In Kapitel 7 schließlich geht es um die Einführung von digitalem oder integriertem Lernen in eine Organisation. Aspekte wie sinnvolle Themenfelder, erste Schritte, die monetäre Bewertung oder Förderugnsmöglkichkeiten werden ebenso besprochen, wie die Einführung der Technologie mit ihren Tücken wie Beraterzusammenarbeit, Kommunikation und Change oder die notwendige Akzeptanzschaffung.

Kapitel 8 schließlich hält acht kurze Fallstudien aus unterschiedlichen Unternehmen, wie Bayer, Festo oder Visa bereit.

Das Fazit

Dem Buch merkt man die Fleißarbeit an.

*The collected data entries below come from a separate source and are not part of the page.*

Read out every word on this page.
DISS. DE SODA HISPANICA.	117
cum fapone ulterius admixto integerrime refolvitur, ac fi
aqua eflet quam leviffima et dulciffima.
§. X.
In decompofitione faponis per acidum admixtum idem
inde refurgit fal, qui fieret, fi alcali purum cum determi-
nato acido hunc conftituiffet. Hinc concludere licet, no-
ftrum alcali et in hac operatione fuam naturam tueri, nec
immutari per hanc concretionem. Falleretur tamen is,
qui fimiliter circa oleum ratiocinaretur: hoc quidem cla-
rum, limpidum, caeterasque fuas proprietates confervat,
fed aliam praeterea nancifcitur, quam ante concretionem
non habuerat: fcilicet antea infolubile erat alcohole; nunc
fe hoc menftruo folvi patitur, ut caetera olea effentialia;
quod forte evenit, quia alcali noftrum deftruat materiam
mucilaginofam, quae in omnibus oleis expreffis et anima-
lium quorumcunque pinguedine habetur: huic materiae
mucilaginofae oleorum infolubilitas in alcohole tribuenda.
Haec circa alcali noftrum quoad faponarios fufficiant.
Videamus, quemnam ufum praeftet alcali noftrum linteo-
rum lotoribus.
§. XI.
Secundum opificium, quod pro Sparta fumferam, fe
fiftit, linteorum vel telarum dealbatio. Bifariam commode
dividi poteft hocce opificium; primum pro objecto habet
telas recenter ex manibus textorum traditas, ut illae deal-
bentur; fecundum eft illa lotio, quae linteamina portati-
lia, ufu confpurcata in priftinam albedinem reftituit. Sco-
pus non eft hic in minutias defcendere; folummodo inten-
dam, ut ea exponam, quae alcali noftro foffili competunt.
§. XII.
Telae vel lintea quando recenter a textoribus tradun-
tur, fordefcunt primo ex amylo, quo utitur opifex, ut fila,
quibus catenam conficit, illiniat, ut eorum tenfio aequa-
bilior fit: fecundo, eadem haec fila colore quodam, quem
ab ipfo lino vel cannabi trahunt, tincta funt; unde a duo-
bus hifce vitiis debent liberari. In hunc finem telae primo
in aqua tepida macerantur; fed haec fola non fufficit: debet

Viele Quellen, wie Studien, Tools und Ansätze wurden zusammengetragen und zu einem großen Ganzen zusammengefügt, das aus meiner Sicht fast ein Standardwerk zum aktuellen Stand des digitalen Lernens sein könnte.  Der Autor schreibt sachlich aber angenehm leicht und stellt bereitwillig alle seiner Quellen auch in Form zahlreicher Links bereit. Ich kann das Buch allen Studenten, Experten, Trainern und Beratern empfehlen, die sich intensiver mit dem Thema digitales Lernen auseinandersetzen wollen. Dabei geht der Autor auch für Leser*innen mit wenig Vorwissen auf viele Aspekte ein und bietet auch für erfahrene Experten in diesem Gebiet die eine oder andere Idee oder noch unbekannte Quelle. Für mich trotz oder gerade wegen der Länge und des Umfangs mit 300 Seiten eine Leseempfehlung. Die Struktur erleichtert das Auffinden verschiedener Themenfelder und ermöglicht so das Überblättern von Aspekten, die man als Profi vielleicht schon kennt. Ein kleiner kritischer Aspekt: Wie bei vielen anderen Büchern mit diesem Angebot bin ich mir nicht sicher, ob die digitalen Zusatzinhalte hier in dieser Form nützlich sind und vom Leser auch angenommen werden. In diesem Fall handelt es sich um recht einfach aber nett produzierte Videos. Sie haben keine Studioqualität, was nicht schlimm ist, dennoch hätte man auf mehr Abwechlungreichtum und eine bessere Audioqualität achten können. Für mich bietet das Buch schon so viele Inhalte dass ich gut auf die Zusatzelemente hätte verzichten können. Aber das mag vielleicht an meinem individuellen Lese- und Lernverhalten liegen. Hier wäre ich auf Anmerkungen anderer Leser*innen neugierig. Oft fühlen sich die Inhalte für mich noch zu sehr als zum Schluss noch zu produzierendes “Pflicht Add-on” für den Verlag an, deren positive Aufwand-Nutzen Relation für Autor und Leser meiner Einschätzung nach nicht immer gegeben ist.

Nürnberg, Volker. (2021). Digital Learning Experience. Haufe: Freiburg.

Anmerkung zur Transparenz: Das Buch wurde dem Autor dieses Artikels vom Verlag kostenlos zur Rezension zur Verfügung gestellt. Die Meinung des Autors ist hiervon jedoch nicht beeinflusst.